Закончив перебранку с вожаком, она поспешила напомнить охотнику, что Блич под её покровительством. Если с парнишкой что-то случится, новый именитый любовник (его пока нет, но он скоро появится) найдёт Олэ и заставит сожрать собственные причиндалы. Олэ послал девушку на все известные направления, кроме одного, в столицу. Сказал, что она с ними не едет. Блич начал умолять, говорить, что они взяли на себя ответственность за её судьбу. Олэ посоветовал лучше взять пару раз её саму, без судьбы в довесок. А потом подумал и сказал:
– …А пожалуй, это причина. Пусть лает, сколько лается, меня забавят её куцые угрозы. А у тебя, сопляк, будет время передумать и сделать то, на что не хватило духу в борделе. Теория должна быть проверена, но не насиловать же Фейли ради эксперимента? Эй, подстилка. Он не только умрёт, но и я позабочусь, чтобы ты видела его смерть. Будешь знать, на кого распускать язык.
Вожак оставил компанию одну. Потом вернулся, чем-то очень довольный.
– Есть условие, парень. Перед тем как заняться своими делами, ты должен заглянуть к Девяти атаманам. Сразу пятерым людям государевым да жизнь оборвать… Это большое уважение. Атаманы устроят в твою честь приём.
– Я скромный человек. Не стоит.
– Нет, иначе не будет согласия.
– Хорошо, по рукам.
Вожак опустил глаза, чтобы себя не выдать. Он был очень собой доволен, что именно ему удалось выполнить задание Девяти атаманов.
Мужчина знал, как поступят с каждым, но только девочку ему было жалко, совсем юная.

 

– …Вот я и говорю, разве дело так поступать? Даже опытной развратнице такое пережить – кошмар, а тут малая совсем. И мужика не нюхавшая даже. Кто мы будем после этого? Разве Кодекс Праведных Каторжан не велит за подобное ставить на ножи? А врач? Атаманы убьют не только его, когда продадут в рабство, – он человек науки, он сдохнет в каменоломнях! – но и всех, чью жизнь он мог бы спасти. Бесплатно спасти. Я много знал лекарей. И впервые лекарь, молча, бросился помогать, а не спросил: «А деньги-то есть?» Ни за что не забуду, как я выл от ножевой раны, а лекарь всё спрашивал: «Так деньги-то есть?» А этот – святой человек. Разве праведные каторжане обижают праведников?

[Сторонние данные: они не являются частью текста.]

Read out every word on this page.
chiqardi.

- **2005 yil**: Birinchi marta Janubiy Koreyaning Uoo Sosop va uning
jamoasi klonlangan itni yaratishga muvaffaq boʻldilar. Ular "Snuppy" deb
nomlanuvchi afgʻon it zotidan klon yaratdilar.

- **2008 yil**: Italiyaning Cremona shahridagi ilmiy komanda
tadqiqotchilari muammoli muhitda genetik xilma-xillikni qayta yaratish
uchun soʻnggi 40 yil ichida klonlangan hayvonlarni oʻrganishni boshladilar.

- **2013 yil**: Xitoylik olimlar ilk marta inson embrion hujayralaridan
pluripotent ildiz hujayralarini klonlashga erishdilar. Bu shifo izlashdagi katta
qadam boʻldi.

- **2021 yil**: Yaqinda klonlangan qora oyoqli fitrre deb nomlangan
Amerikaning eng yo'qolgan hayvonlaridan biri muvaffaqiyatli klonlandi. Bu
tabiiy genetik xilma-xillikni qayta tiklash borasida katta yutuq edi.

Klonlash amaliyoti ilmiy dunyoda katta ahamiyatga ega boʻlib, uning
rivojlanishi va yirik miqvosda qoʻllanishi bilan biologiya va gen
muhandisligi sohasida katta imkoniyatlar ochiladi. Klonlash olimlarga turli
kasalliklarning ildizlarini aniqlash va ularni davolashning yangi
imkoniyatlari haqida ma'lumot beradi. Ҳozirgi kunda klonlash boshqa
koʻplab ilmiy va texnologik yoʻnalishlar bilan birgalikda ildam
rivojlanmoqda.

Соловей говорил долго и страстно. Смотритель Бий был его последней надеждой. Он – единственный, кто стоит выше Девяти атаманов, хотя у него нет ни одного бойца в непосредственном подчинении.
Смотрители, самые старые, отошедшие от дел офицеры ночной армии, не управляют бандами, но смотрят за соблюдением Кодекса Праведного Каторжанина. Если вожак или атаман зарвался, только у Смотрителя разбойник и вор найдут на него управу.
С трудом верилось, что Соловей это делает. Он не дезертировал, а получил законный отпуск по болезни (хоть какая-то польза от перелома руки), но всё равно было безумием скакать в столицу ради совершенно незнакомой девчонки, которую и видел-то один раз, и доктора, которого даже не в курсе, как зовут. Но Соловей это сделал. Загнав трёх лошадей, правда, две из которых были украдены, он успел, как ему казалось, намного раньше странной компании. Что они направлялись в столицу, Соловей не имел сомнений. Даже если и не собирались, люди Девяти поведут их именно сюда.
Правда, пришлось подождать, когда Смотритель его примет. Это вышел не один день. Но всё равно Соловей был уверен, что успевает. С детьми и стариком не разгонишься – наверняка мечник ещё в пути.
Что же их связывает, почему дети и лекарь последовали за ним? Тот странный парень, про которого толпа кричала, что он вампир, понятно, любитель приключений. А дети? Может, это его дети?
А даже если и так. Мечник, конечно, подохнет, но дети не должны отвечать за грехи своего непутёвого папашки.
Слухи не обманули: в дверях Соловей разминулся с проповедником из соседней церкви, да и вся обстановка в скромном жилище Смотрителя говорила о том, что его владелец очень религиозен, всё в духе истинных каторжан. Соловей приободрился. Вот по вопросам веры и будем давить.
– …Небо накажет нас всех, если допустим насилие! И не будет нам прощения!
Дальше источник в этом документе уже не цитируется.